Since I was interested in the reach and influence of CV, Yeshivat Shirat HaTorah (ST) was a logical extension of my research.
For example, students cited 1960s counterculture books, authors and iconic figures, such as Carlos Castaneda’s The Teachings of Don Juan (1968) and Aldous Huxley’s Brave New World (1932), as well as writings by Timothy Leary, the Beat poets, William Blake and others. Independently of each other, four CV students cited Ken Kesey as an influential figure in their youth. “Read that book,” said Aharon, referring to The Electric Kool-Aid Acid Test (1968), Tom Wolfe’s journalistic account of Kesey and his LSD-dropping crew, the Merry Pranksters…

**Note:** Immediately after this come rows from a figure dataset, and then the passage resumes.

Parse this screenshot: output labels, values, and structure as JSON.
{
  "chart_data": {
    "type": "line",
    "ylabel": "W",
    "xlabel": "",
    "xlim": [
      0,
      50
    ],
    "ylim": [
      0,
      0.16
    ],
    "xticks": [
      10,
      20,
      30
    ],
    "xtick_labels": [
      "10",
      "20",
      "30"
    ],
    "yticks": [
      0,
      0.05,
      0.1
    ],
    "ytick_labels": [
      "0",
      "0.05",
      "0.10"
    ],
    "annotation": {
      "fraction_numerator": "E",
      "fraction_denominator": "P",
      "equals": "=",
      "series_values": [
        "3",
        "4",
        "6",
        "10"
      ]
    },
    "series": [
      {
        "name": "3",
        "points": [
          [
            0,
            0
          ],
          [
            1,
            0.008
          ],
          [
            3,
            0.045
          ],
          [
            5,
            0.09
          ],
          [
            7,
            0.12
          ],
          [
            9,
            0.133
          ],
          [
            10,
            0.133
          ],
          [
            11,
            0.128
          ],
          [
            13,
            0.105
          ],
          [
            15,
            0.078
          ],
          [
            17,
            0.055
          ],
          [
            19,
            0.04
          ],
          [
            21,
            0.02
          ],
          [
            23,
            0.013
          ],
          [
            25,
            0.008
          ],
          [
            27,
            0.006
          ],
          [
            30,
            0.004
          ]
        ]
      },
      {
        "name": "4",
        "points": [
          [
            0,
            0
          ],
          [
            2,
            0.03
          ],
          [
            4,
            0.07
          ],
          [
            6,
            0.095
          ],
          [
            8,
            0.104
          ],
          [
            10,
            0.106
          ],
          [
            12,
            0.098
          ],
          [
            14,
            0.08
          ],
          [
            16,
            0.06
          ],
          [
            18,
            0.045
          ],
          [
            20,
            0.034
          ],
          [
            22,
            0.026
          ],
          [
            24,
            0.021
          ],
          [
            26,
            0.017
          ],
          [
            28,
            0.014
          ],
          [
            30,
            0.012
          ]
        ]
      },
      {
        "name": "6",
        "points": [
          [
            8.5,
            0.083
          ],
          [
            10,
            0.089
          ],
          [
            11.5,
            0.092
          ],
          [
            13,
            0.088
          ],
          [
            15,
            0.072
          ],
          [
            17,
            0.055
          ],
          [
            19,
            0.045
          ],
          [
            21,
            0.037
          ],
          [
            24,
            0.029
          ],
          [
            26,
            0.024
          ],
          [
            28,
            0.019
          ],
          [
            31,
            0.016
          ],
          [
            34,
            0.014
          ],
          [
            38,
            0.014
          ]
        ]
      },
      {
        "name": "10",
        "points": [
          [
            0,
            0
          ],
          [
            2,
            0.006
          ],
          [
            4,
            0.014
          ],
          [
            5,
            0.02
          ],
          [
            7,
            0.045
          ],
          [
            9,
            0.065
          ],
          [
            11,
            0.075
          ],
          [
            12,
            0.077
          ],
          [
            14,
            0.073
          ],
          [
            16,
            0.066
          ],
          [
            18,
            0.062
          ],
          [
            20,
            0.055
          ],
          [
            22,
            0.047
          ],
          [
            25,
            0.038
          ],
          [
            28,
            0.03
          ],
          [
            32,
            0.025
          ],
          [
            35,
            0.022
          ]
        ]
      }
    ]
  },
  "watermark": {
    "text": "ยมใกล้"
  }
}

Nearly every interviewee had been part of the countercultural milieu that includes subcultural successors to the 1960s hippie movement—Rainbow Gatherings, Grateful Dead and Phish concerts, raves, radical environmentalism, Neopaganism, anti-globalization activism, and other youth subcultures. Students from this milieu shared a particular construction of spirituality associated with the New Age movement and an antagonism toward mainstream society.
Yonatan cut off his dreadlocks but left two above his ears as peot hanging down to his chest in long s-shaped curves under his knit kippa. In this way, CV and ST students created a syncretistic material culture linking countercultural styles with innovative religious ones.
American Neo- Hasidism in Israel, as practiced at Chesed V’Emet and Shirat HaTorah, is a syncretistic revival of traditional Judaism that uses American countercultural expressions to give meaning to Jewish practice and identity.
One cannot ignore the influence of Rabbi Shlomo Carlebach on today’s Neo-Hassidic movement. I believe the overwhelming interest in Hassidut on the youth of the National Religous camp here in Israel is primarily due to him.
A serious academic study would address the desideratum.
I only gave a few paragraphs. The article had a pedestrian summary of Carlebach, Habakuk, and other topics needed for the study itself.